My feelings are—O that men would understand the purpose of their existence! Our organism makes us capable of exquisite enjoyment. Do I not love my wife, my son, my daughter, my brother, my sister, my father, and my mother? and do I not love to associate with my friends? I do, and love to reflect and talk on eternal principles. Our salvation consists in knowing them, and they are designed in their nature to cheer and comfort us. Is that eternal existence in me that feeds upon eternal truth organized to be destroyed? Is that organism ever to come to an end, so long as it lives upon eternal truth? No. Let me eternally enjoy the society of those I love. Let our associations in time and in eternity never be destroyed.

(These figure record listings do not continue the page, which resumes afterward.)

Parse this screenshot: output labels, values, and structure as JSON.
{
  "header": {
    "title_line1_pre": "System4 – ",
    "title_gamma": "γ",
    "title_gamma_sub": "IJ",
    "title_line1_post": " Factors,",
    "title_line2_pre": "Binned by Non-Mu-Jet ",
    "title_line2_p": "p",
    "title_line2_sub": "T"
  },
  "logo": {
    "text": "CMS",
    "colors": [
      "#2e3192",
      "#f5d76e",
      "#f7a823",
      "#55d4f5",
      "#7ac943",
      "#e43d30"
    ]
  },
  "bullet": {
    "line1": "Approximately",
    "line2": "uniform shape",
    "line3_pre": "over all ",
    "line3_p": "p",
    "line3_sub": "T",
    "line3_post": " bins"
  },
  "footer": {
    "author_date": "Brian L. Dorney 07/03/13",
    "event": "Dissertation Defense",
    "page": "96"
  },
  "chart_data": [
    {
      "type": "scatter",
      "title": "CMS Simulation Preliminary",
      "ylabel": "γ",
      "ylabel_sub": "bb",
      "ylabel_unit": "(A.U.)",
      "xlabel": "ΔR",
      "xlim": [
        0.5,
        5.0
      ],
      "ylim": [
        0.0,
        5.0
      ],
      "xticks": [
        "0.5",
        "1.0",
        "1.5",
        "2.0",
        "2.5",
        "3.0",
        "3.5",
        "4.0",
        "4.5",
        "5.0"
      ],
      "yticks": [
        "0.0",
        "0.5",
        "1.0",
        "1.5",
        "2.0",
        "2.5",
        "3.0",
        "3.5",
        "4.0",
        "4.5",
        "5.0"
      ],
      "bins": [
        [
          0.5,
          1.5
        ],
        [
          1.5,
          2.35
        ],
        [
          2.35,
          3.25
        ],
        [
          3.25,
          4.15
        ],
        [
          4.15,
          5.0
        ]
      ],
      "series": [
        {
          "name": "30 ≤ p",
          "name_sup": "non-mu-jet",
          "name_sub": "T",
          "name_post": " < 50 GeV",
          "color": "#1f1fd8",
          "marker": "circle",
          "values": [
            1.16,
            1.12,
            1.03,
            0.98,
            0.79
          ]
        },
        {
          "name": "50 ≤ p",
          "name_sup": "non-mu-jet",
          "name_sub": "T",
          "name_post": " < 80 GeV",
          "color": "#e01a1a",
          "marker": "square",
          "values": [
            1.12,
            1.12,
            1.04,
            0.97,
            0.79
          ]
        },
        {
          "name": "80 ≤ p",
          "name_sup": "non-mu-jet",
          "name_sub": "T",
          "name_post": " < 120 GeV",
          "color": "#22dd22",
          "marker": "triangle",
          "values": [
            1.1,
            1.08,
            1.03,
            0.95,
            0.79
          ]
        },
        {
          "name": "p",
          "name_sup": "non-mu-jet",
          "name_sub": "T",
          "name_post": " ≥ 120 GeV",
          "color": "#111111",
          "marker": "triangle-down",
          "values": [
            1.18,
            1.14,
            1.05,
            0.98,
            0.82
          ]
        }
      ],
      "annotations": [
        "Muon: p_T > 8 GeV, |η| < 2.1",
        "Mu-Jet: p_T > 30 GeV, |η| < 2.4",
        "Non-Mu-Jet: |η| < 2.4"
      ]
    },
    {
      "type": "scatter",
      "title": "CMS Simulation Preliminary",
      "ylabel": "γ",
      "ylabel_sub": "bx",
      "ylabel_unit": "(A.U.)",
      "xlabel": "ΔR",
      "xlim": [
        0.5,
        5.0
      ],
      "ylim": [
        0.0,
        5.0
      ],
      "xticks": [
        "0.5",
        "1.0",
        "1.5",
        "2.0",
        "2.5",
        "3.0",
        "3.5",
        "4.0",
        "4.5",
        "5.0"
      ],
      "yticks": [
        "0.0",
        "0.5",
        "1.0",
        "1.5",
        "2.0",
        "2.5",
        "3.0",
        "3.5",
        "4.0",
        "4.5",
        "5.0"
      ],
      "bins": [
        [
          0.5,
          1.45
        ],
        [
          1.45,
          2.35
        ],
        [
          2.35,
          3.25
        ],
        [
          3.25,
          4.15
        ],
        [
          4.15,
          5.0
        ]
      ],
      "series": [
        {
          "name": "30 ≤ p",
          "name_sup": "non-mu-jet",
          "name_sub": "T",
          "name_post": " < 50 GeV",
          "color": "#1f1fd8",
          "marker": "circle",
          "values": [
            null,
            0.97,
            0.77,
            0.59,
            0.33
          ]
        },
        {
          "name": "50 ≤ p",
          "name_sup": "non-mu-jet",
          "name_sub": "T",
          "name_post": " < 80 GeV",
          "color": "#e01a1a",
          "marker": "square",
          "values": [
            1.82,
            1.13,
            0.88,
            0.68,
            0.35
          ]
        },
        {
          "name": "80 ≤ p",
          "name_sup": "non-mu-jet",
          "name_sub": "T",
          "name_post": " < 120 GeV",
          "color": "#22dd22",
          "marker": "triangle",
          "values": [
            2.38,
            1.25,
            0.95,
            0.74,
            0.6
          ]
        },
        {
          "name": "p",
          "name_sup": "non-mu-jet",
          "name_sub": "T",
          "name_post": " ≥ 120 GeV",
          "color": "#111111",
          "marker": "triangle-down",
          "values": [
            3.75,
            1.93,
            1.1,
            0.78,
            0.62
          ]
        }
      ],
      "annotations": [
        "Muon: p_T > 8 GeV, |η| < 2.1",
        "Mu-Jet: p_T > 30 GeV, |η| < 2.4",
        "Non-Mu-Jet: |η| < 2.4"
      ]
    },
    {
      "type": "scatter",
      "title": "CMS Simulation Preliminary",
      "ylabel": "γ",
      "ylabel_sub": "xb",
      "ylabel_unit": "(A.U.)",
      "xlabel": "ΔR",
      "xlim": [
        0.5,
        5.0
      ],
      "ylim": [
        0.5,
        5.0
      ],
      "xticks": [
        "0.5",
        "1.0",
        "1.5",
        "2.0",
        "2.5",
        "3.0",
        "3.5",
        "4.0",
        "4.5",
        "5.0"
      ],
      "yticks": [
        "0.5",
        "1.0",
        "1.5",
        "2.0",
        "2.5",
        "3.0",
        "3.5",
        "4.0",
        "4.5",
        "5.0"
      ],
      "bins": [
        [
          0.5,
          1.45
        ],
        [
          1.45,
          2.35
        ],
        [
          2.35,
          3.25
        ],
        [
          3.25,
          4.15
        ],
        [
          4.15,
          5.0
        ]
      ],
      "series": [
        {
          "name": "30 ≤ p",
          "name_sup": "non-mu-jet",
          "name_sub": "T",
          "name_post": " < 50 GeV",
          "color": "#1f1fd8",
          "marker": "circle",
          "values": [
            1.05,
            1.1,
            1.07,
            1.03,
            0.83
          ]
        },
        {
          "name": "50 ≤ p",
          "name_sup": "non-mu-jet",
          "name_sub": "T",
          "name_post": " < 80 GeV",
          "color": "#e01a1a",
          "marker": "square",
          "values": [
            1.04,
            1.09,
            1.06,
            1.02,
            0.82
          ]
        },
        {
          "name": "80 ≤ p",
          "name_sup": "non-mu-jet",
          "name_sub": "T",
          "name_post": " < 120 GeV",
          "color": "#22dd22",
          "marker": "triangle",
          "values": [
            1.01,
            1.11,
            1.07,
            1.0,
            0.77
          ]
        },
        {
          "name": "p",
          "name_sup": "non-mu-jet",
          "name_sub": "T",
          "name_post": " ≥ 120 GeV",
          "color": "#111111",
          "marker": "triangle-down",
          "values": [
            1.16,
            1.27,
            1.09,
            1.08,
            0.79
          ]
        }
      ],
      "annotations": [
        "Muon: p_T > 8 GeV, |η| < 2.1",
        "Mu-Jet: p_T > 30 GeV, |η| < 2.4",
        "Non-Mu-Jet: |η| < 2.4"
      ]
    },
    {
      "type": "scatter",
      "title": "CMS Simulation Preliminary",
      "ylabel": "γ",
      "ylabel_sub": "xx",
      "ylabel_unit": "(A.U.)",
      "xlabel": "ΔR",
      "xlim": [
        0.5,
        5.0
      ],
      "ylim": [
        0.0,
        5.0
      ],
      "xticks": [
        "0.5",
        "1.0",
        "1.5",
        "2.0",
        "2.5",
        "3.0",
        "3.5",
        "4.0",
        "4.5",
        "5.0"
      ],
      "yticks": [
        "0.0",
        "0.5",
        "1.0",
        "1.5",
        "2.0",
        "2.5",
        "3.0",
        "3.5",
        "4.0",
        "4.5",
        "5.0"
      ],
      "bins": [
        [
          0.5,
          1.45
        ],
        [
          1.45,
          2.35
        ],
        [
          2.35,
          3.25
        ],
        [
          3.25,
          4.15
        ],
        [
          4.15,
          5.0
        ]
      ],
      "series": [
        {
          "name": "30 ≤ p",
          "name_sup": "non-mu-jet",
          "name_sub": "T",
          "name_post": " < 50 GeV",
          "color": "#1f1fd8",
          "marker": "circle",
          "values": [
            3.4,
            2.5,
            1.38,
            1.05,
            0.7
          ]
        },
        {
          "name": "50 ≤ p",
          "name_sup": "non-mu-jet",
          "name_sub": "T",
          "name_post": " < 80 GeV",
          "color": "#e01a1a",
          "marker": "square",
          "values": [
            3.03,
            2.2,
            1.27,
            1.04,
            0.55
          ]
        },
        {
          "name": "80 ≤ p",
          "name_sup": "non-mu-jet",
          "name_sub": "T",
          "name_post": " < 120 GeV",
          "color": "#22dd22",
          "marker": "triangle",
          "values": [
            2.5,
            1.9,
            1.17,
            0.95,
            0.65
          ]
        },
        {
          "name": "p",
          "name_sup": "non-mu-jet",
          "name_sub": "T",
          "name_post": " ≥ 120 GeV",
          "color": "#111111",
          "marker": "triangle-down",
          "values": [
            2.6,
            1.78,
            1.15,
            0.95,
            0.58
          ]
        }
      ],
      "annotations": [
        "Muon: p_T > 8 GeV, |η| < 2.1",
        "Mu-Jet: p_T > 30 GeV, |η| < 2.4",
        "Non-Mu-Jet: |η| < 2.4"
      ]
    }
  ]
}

In this life we are full of pain, disappointment, and worldly trouble. This gives us a chance to prove to God that we are his friends. Seek unto the Lord for his Spirit, without any cessation in your efforts, until his Spirit dwells within you like eternal burnings. Let the candle of the Lord be lighted up within you, and all is right. Until prayer time is over, be still, keep quiet, and all is right. For
the present, let the world go, for they have been repeatedly preached to. It is necessary that all have the privilege of receiving or rejecting eternal truth, that they may be prepared to be saved, or be prepared to be damned.
I pray that what I have said this morning may do you good, and do no person any harm, and that your hearts may be comforted and made stedfast in the truth. If you wish to know what you shall do, to do right, I answer—Do all that you know to be good. Pray to the Father to guide you in righteousness, and never permit yourselves to do that which you know is evil. And if you do evil ignorantly and in good faith, I promise you it shall result in good.
By-and-by, when prayer time is over, many of those whom you think are nearly gone to the Devil will feel and express their sorrow for their foolishness, and promise henceforth to be good children. But you may as well try to stop with sand the gushing streams that flow down our kanyon gorges as to stop a man from committing sin who is determined to sin. We can cut such persons off from our fellowship, which I am determined to do. We will not fellowship the old, dead, dry limbs.
May the Lord bless you, brethren! Amen.